I have a soft spot for new teachers because even eleven years in, I still vividly remember being one. I was an alternate route candidate, which meant that unlike my other new teacher colleagues, I had no formal teacher training. No student teaching. No educational theory. No observations. Nada. Zip. Nothing. I had an extraordinarily brief stint in the private sector as a recruiter, and I realized almost as soon as I started that I should have followed my gut years earlier and gone into teaching. And yet, in my private sector job, what did I do for the first two weeks? Watched training videos. Hours and hours of training videos. It made no difference that I had no background in recruiting because these tutorials walked me through every possible scenario and situation I would ever face in this line of work. Have a question? Consult the videos. Want more information? Open the binder that accompanies the videos.

In teaching, though, there was no equivalent. Sure, you can find great resources online, and now you have Twitter, but the only tutorial in teaching was going to come from actually doing the job. I remember that this excited me, though. It was the career equivalent of taking off the training wheels, or driving your car without your parents for the first time. It was exciting. It was fun. That is, until I hit my first roadblock, and it absolutely wasn’t.

I love my job and most people would tell you that a large part of my identity is defined by the fact that I am a teacher. What most of those people probably don’t know is that I seriously wondered if I could keep doing it after my second year. I failed a lot–I had a tough time forming good relationships with my students, and was usually convinced that I was mucking it up–that these students were better off with anyone else. But, I also had the support of a talented and compassionate department, who helped me realize that what I was going through was normal and appropriate for someone new to the job (especially someone like me, with no formal teaching preparation).
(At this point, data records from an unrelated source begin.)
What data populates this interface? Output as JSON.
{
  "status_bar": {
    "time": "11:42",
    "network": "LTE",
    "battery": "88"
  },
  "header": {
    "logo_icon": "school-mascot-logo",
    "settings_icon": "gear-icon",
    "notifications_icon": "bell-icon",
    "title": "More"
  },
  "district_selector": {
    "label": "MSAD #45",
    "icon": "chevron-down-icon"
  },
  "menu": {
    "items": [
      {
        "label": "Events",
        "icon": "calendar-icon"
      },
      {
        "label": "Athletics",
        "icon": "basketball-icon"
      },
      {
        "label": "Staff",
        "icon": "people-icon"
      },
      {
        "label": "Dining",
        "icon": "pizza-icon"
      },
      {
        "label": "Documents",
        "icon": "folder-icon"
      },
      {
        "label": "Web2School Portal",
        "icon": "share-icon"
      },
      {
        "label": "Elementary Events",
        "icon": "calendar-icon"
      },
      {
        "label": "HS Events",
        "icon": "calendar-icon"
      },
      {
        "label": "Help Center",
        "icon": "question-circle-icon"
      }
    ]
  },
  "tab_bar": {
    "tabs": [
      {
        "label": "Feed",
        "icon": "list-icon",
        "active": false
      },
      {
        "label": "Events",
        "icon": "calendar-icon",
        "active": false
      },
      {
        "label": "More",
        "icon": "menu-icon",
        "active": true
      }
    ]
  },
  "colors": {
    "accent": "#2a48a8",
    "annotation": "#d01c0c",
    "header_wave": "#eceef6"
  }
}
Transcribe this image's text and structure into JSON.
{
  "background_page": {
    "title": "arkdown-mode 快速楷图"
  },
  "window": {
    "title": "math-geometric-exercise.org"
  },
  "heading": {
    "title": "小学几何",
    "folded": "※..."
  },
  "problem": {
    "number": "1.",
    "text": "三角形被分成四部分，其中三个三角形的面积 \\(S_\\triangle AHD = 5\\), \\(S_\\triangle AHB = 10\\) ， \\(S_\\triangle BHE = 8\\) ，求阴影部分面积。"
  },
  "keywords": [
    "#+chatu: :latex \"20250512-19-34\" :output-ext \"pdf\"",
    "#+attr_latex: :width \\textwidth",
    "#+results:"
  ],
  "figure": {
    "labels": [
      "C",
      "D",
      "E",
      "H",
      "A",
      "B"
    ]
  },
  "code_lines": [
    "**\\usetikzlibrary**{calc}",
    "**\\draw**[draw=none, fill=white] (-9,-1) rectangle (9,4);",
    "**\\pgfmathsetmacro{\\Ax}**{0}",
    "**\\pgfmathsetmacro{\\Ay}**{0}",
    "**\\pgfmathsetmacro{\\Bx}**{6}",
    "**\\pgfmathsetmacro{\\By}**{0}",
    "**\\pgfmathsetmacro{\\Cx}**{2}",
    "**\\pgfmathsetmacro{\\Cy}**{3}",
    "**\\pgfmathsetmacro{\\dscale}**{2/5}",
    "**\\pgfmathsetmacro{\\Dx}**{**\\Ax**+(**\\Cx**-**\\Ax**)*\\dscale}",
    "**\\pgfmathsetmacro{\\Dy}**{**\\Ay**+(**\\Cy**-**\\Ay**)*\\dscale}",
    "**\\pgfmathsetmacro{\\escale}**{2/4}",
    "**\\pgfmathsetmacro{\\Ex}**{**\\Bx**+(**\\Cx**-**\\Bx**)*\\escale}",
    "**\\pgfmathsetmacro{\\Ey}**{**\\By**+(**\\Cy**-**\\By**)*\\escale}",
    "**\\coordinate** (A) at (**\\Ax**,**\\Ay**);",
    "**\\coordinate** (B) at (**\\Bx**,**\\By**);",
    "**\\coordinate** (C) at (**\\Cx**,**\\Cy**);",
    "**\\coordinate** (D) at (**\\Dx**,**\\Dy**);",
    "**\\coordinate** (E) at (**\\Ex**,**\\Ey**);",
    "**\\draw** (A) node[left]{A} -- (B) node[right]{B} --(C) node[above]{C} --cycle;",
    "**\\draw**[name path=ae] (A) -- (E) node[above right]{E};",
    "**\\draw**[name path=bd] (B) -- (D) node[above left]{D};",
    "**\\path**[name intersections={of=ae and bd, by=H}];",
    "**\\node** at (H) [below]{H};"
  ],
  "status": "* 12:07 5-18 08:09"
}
Teaching is a trial and error job. There are best practices, and certainly there are “do nots,” but like our students, we learn through failing and doing better the next time. The best teachers are the ones who can reflect on their practice and can take criticism in stride. But, when you’re new, it doesn’t matter how smart, poised, or prepared you are. This is hard, and even the most excited new teacher will feel like a failure no fewer than a million times his first year (and maybe half a million times his second year, third year, and on and on and on…).

That’s why, in a field that by some estimates sees 8% of its teachers leave the profession a year, it is extremely important that seasoned teachers and administrators nurture their new hires. We owe it to the many new teachers in our schools to shepherd them into this profession. We should be sounding boards and, when asked for it, offer advice. We should encourage our new teachers to persevere, but also reassure them that while the job itself doesn’t necessarily get easier, the confidence that you bring to it does increase. But even more so, we should remember that when we support new teachers, we help them become better teachers, which in the end, is in the best interest of our students.